Hall, D.J.; Wood, D.; Murray, N.J.; Gow, J.P.D.; Chroneos, A. and Holland, A. (2017). In situ trap properties in CCDs: the donor level of the silicon divacancy. Journal of Instrumentation, 12, article no. P01025.



The silicon divacancy is one of the main defects of concern in radiation damage studies of Charge-Coupled Devices (CCDs) and, being immobile at room temperature, the defect is accessible to a variety of characterisation techniques. As such, there is a large amount of (often conflicting) information in the literature regarding this defect. Here we study the donor level of the divacancy, one of three energy levels which lie between the silicon valence and conduction bands. The donor level of the divacancy acts as a trap for holes in silicon and therefore can be studied through the use of a p-channel CCD.

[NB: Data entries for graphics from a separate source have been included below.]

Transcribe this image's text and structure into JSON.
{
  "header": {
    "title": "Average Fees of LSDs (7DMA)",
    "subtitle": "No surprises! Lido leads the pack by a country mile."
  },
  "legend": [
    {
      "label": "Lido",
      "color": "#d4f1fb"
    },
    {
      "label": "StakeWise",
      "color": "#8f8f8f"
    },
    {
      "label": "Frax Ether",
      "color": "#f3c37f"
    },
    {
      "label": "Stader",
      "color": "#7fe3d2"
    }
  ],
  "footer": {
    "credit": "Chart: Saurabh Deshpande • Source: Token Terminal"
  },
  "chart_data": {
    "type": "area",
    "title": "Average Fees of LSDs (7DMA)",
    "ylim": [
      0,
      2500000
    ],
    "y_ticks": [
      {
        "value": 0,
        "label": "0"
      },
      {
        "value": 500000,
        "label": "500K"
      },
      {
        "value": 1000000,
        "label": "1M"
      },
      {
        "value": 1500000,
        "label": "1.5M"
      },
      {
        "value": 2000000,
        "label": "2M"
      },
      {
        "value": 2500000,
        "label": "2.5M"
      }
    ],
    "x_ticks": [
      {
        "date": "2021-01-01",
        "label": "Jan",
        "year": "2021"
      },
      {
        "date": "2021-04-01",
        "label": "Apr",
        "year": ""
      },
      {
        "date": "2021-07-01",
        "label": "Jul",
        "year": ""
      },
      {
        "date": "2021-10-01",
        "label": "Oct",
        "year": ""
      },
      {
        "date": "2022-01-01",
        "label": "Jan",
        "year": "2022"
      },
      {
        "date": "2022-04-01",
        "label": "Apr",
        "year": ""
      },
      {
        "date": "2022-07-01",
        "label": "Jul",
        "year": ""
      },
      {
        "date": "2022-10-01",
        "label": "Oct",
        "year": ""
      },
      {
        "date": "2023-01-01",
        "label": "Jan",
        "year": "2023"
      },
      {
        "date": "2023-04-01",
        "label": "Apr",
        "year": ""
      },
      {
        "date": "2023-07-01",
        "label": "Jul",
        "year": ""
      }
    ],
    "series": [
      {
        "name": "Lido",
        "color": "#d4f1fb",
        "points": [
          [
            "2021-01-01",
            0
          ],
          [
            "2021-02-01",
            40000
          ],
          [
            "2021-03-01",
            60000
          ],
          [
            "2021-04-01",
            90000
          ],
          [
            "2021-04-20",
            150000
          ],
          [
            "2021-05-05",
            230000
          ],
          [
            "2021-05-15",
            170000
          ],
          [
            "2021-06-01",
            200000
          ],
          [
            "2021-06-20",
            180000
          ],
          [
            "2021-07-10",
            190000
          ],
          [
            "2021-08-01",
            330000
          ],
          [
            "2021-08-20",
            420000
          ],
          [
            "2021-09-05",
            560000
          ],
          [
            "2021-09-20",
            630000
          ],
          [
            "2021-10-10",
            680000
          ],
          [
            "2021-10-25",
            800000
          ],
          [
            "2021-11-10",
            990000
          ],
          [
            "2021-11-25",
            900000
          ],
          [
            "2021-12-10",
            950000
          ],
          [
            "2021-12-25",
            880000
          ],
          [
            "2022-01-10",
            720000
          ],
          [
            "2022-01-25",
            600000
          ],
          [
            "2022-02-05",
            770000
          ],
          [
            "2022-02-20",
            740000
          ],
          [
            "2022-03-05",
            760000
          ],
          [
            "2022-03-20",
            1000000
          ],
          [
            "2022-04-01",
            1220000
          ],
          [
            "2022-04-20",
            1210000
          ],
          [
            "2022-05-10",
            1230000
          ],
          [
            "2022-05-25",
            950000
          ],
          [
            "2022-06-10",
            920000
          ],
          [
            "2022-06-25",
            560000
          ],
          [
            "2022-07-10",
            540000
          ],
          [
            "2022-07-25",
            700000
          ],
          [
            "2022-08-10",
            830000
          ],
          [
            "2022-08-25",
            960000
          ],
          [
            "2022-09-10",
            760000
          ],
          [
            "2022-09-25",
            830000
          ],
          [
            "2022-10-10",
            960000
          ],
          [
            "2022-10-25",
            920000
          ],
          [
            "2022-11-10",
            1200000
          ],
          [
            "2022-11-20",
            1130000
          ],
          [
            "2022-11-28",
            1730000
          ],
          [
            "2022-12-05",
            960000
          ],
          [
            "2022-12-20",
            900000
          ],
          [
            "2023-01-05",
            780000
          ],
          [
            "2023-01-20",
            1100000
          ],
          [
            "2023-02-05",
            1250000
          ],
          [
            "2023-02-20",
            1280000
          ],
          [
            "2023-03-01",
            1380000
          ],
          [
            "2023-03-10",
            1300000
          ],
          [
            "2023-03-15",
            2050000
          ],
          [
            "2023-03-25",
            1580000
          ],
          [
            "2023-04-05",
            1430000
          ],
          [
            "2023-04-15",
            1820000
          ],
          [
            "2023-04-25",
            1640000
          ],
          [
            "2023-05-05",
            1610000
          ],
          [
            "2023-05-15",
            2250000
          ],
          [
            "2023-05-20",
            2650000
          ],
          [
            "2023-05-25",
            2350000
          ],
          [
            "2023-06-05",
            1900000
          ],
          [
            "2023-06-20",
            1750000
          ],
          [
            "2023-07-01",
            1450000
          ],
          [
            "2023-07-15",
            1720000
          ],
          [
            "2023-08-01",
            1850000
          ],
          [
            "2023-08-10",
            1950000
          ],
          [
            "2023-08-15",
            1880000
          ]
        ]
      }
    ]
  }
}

The method of trap-pumping, linked closely to the process of pocket-pumping, has been demonstrated in the literature over the last two years to allow for in-situ analysis of defects in the silicon of CCDs. However, most work so far has been a demonstartion [sic] of the techinique [sic]. We begin here to use the technique for detailed studies of a specific defect centre in silicon, the donor level of the divacancy. The trap density post-irradiation can be found, and each instance of the trap identified independently of all others. Through the study of the trap response at different clocking frequencies one can measure directly the defect emission time constant, and through tracking this at different temperatures, it is possible to use Shockley-Read-Hall theory to calculate the trap energy level and cross-section.

A large population of traps, all with parameters consistent with the donor level of the divacancy, has been studied, leading to a measure of the distribution of properties. The emission time constant, energy level and cross-section are found to have relatively large spreads, significantly beyond the small uncertainty in the measurement technique. This spread has major implications on the correction of charge transfer inefficiency effects in space applications in which high precision is required.